Open Yacobolo opened 1 year ago
Ack, sorry for the lag here @Yacobolo, I was on the road and missed this going by. I would like to have a plugin that supported Delta akin to the one I have for Iceberg; I'm assuming it would use the deltalake python package, but I personally don't have access to a Delta lake instance and tbh don't really care enough about learning how to setup a real one to do it myself "for fun."
However, if you (or anyone else!) does have a Delta lake instance and you know it should be configured as a dbt-duckdb plugin, I would most definitely be happy to merge it in.
Hi, @jwills, I would like to try this integration. This would be my first contribution, so I would appreciate some help and guidance at the beginning.
I did a first draft of read plugin integration here
and doing parallel an example project here where i showcase it
Here is the source configuration which loads data as the source with file and projection prunning
What workflow works best for you that you are able to give a feedback?
Hey @milicevica23, thanks so much for taking a crack at this!

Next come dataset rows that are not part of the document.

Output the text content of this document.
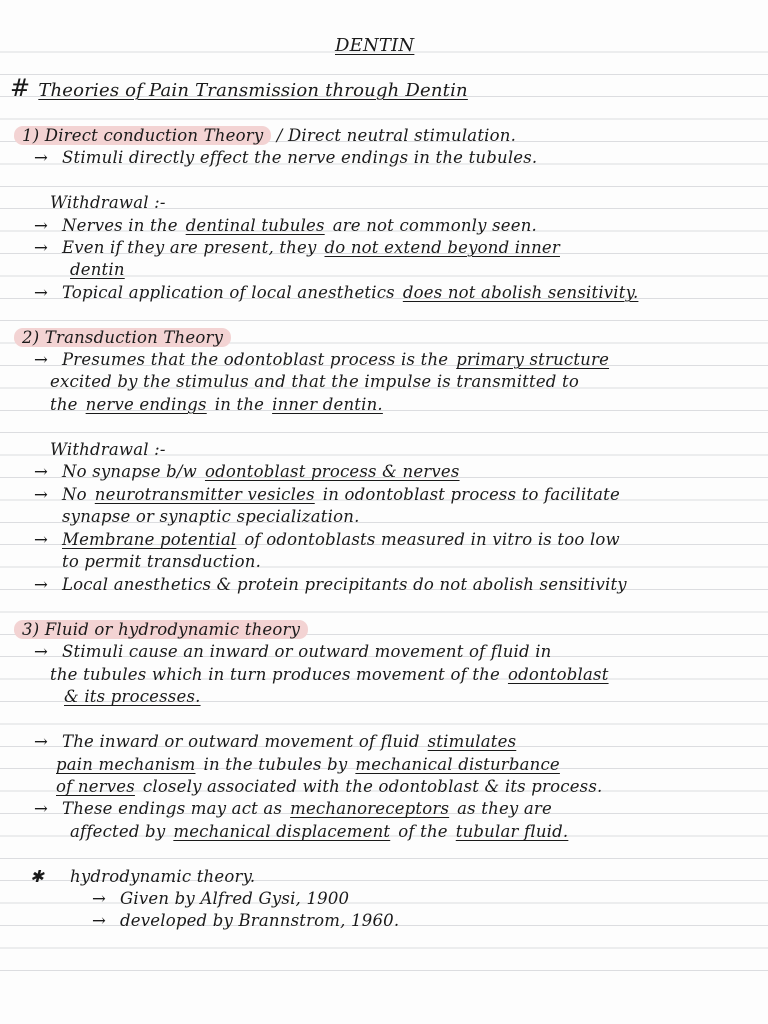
DENTIN
# Theories of Pain Transmission through Dentin
1) Direct conduction Theory / Direct neutral stimulation.
→ Stimuli directly effect the nerve endings in the tubules.
Withdrawal :-
→ Nerves in the dentinal tubules are not commonly seen.
→ Even if they are present, they do not extend beyond inner
dentin
→ Topical application of local anesthetics does not abolish sensitivity.
2) Transduction Theory
→ Presumes that the odontoblast process is the primary structure
excited by the stimulus and that the impulse is transmitted to
the nerve endings in the inner dentin.
Withdrawal :-
→ No synapse b/w odontoblast process & nerves
→ No neurotransmitter vesicles in odontoblast process to facilitate
synapse or synaptic specialization.
→ Membrane potential of odontoblasts measured in vitro is too low
to permit transduction.
→ Local anesthetics & protein precipitants do not abolish sensitivity
3) Fluid or hydrodynamic theory
→ Stimuli cause an inward or outward movement of fluid in
the tubules which in turn produces movement of the odontoblast
& its processes.
→ The inward or outward movement of fluid stimulates
pain mechanism in the tubules by mechanical disturbance
of nerves closely associated with the odontoblast & its process.
→ These endings may act as mechanoreceptors as they are
affected by mechanical displacement of the tubular fluid.
✱ hydrodynamic theory.
→ Given by Alfred Gysi, 1900
→ developed by Brannstrom, 1960.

The code as-written makes sense to me, but I have to be honest that I don't have a great sense for how folks actually use the deltalake
python module in the real world-- like, do folks really use delta tables w/o a catalog? https://delta-io.github.io/delta-rs/python/usage.html#loading-a-delta-table
The nice thing is that you can but should not use a catalog to know where your table is and i thought to implement support for both ways. Or at least try to do it.. You can think of that as that we add a new file format to external files and not everybody who is on prem or doing simple projects have catalogs. But would be happy to hear feedback from others
Same here, the main use case is not the catalog, but more the metadata it generates together with the ACID transactions and time travel / change history🔥
Alright, super cool. So @milicevica23 if you would put your change together as a PR and other folks on this thread can weigh in on any additional config options we need to support those use cases, that would be great!

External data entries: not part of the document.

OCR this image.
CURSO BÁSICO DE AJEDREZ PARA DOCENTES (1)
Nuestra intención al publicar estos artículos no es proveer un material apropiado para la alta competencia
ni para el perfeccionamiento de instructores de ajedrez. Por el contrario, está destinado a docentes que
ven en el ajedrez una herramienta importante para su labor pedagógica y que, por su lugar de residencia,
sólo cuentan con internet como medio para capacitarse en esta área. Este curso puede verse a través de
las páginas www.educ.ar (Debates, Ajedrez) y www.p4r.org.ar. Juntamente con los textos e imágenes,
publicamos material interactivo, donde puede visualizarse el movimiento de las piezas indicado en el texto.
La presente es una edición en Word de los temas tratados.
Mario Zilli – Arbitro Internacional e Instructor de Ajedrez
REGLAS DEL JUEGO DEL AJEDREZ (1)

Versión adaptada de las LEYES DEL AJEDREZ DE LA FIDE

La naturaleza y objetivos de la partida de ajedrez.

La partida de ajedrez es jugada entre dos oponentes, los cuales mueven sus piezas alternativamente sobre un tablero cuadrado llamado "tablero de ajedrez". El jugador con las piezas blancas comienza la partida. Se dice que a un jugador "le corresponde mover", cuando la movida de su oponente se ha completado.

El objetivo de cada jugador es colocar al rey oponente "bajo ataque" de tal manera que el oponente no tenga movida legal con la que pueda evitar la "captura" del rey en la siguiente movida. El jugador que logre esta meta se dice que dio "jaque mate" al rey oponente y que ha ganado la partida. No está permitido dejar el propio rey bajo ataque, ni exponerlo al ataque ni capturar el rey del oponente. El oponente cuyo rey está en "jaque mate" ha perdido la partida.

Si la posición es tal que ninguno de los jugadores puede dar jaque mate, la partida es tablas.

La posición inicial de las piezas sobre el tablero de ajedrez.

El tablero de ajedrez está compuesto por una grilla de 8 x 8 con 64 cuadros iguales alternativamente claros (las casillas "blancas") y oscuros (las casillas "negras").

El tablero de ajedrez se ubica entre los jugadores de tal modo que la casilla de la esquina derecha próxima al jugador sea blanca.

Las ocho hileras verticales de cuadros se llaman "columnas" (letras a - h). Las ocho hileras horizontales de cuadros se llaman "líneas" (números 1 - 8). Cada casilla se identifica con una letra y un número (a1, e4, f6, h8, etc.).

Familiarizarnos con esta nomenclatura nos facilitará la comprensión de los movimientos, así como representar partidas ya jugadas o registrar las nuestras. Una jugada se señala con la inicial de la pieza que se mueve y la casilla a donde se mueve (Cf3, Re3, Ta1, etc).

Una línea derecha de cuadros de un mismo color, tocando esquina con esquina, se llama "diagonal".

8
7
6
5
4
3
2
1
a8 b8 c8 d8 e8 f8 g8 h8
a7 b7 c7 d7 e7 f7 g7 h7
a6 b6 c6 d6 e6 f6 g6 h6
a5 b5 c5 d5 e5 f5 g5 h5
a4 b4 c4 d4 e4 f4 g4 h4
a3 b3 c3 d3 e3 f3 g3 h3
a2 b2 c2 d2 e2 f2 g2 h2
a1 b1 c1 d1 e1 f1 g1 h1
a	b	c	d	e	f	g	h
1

Sure, i will open an draft PR.
The things still to do
Be free to add new ideas, topics
I am not used to PR process in the github so feel free to rewrite, do stuff as it fits the needs and best practices
How would https://duckdb.org/2024/06/10/delta.html the new delta kernel work here to simplify and perhaps make the access to delta based data more performant?
A: https://duckdb.org/docs/extensions/delta#supported-duckdb-versions-and-platforms simply adding the extension (if the platform is supported)
Looking forward to the support for delta. This would enable us to run a poor man's data lakehouse! Do you need any help? What is the eta - this year?